这是一座建在水上的城市,运河纵横交错,贡多拉小船在水面上缓缓穿行。
两岸的建筑色彩斑斓,红、黄、蓝、绿,像一幅打翻了的调色盘。
江澈站在一艘贡多拉的船头,黑色风衣在海风中轻轻飘动。
此时叶心夏已经回了帕特农神庙。
蒋少絮一下船就拉着牧奴娇去逛街了。
她今天穿了一件鹅黄色的连衣裙,裙摆在风中轻轻飘动,那双狐媚眼里满是兴奋。
“娇娇,宁雪,快点快点,我听说威尼斯的手工玻璃特别出名!”
牧奴娇被她拉着,回头看了一眼江澈。
那双杏眼里带着一丝无奈,也带着一丝笑意,然后就被拖走了。
不过穆宁雪摇了摇头,她没有接受蒋少絮的逛街邀请。
“我打算回酒店修炼一会儿”
江澈收回目光,看向身后。
莫凡和赵满延正挤在船尾,两人勾肩搭背,嘀嘀咕咕。
“老赵,你说的那个拍卖会,真有雷系魂种?”
“我骗你干嘛?我家的产业,我能不知道?”
“那得多少钱?”
“几亿吧,看品相。”
莫凡倒吸了一口凉气。
江澈此时走了过来出声道:
“我正好也要去拍卖会,一起走吧。”
他率先跳上码头,黑色风衣的下摆在空中划出一道利落的弧线。
莫凡和赵满延连忙跟上。
威尼斯的水巷纵横交错,三人穿行在狭窄的街道上。
两侧的建筑古老而精美,墙壁上爬满了藤蔓,窗台上摆着鲜花。
赵满延走在最前面,轻车熟路。
“圣马可世界拍卖殿堂,全球都数得上号的拍卖会之一。”
他回头看了莫凡一眼,又看了江澈一眼,嘴角带着一丝得意。
“也是我家的产业。”
莫凡翻了个白眼:“知道你有钱,不用显摆。”
赵满延嘿嘿一笑,没有反驳。
三人转过一个弯,眼前豁然开朗。
一座宏伟的建筑出现在眼前。
只见圣马可世界拍卖殿堂矗立在威尼斯最繁华的地段。
整座建筑由白色大理石筑成,正面是巨大的拱形门窗,门廊上雕刻着精美的浮雕,阳光洒在石面上,泛着温润的光泽。
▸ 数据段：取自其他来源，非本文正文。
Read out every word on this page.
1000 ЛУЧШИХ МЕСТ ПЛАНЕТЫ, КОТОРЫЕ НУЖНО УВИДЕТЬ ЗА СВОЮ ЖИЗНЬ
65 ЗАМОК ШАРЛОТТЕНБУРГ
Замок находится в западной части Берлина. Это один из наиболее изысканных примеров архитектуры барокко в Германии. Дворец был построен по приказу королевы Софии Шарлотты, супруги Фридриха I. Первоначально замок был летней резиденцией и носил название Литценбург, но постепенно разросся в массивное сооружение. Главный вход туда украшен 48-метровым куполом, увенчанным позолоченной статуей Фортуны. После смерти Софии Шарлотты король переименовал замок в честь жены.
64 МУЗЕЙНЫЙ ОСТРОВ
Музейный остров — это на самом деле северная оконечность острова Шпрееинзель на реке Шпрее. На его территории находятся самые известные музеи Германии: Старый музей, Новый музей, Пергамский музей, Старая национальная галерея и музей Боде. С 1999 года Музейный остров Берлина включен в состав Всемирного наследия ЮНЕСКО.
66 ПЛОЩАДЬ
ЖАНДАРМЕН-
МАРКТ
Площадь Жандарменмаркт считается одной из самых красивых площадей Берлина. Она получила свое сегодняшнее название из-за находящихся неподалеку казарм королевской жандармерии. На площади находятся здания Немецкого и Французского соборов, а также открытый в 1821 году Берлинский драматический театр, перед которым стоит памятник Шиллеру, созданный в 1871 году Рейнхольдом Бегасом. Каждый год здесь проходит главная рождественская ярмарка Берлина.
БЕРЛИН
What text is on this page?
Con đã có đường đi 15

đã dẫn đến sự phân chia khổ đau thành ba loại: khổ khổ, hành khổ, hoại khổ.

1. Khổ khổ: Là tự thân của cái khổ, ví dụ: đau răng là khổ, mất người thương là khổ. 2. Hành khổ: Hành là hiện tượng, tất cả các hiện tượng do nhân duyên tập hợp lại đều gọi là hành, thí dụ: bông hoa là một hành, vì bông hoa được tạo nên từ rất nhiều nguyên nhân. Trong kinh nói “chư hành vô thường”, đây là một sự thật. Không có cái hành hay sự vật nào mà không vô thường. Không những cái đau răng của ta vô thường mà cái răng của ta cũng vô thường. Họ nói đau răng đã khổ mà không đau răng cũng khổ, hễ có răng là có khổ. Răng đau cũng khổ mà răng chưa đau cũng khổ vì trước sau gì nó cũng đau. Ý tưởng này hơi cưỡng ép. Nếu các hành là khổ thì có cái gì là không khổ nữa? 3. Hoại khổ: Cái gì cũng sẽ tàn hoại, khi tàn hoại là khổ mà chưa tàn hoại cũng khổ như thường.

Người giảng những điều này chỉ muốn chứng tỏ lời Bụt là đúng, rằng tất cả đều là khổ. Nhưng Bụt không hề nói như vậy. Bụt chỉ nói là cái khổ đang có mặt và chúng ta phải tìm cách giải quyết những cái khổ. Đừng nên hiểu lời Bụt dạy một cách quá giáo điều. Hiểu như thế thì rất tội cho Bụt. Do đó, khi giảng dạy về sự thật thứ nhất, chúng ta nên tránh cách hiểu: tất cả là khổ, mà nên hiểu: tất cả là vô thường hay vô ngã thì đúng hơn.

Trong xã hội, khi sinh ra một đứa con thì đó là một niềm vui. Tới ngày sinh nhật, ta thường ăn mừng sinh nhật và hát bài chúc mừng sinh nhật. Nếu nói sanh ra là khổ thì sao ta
殿堂两侧各有一座钟楼,钟楼的尖顶直插云霄,在蓝天白云下格外醒目。
赵满延走在最前面,步伐轻快,像走进自己家一样自然。
事实上,这里确实是他家的产业。
他推开那扇厚重的橡木大门,门后是一条铺着红色地毯的长廊。
长廊两侧的墙壁上挂满了油画和各种古老的收藏物。
“这边。”
赵满延带着两人穿过长廊,拐进一扇侧门,走上旋转楼梯。
楼梯是汉白玉砌的,栏杆上雕刻着繁复的花纹,每一级台阶都打磨得光滑如镜。
楼梯尽头是一间宽敞的办公室,门半掩着,里面传出说话声。
赵满延推门进去。
办公室很大,足有上百平,办公桌后面坐着一个人。
那人三十出头,穿着一件剪裁精良的深蓝色西装,领带系得一丝不苟。
他的五官与赵满延有几分相似,但看上去更加成熟。
他手指上戴着一枚翡翠戒指,手腕上是一只百达翡丽,整个人从头到脚都透着一股“我很贵”的气息。
那正是赵氏财团继承人,圣马可拍卖会的掌控者——赵有乾。
赵有乾抬起头,看见赵满延,眉头微微皱了一下。
“你怎么来了?”
他的声音不冷不热,像在问一个不请自来的客人。
赵满延显然习惯了这种态度,没有在意,大大咧咧地往沙发上一坐:
“来参加世界学府大赛啊,都打到决赛了。”
赵有乾放下手中的钢笔,靠在椅背上。
他上下打量了赵满延一眼后,嘴角扯出一个似笑非笑的弧度:
“世界学府大赛?你什么时候对这种事感兴趣了?”
“我好歹也是国府队成员。”
赵满延有些不满地回答。
“哦。”
赵有乾应了一声,语气里没有任何波澜。
然后他话锋一转说道:
“有这个时间打什么大赛,不如回来学学怎么管生意。”
赵满延的脸色沉了下来:
“我这是为国争光。”
“争光能争来多少钱?”
赵有乾反问,语气平淡得像在说一件理所当然的事。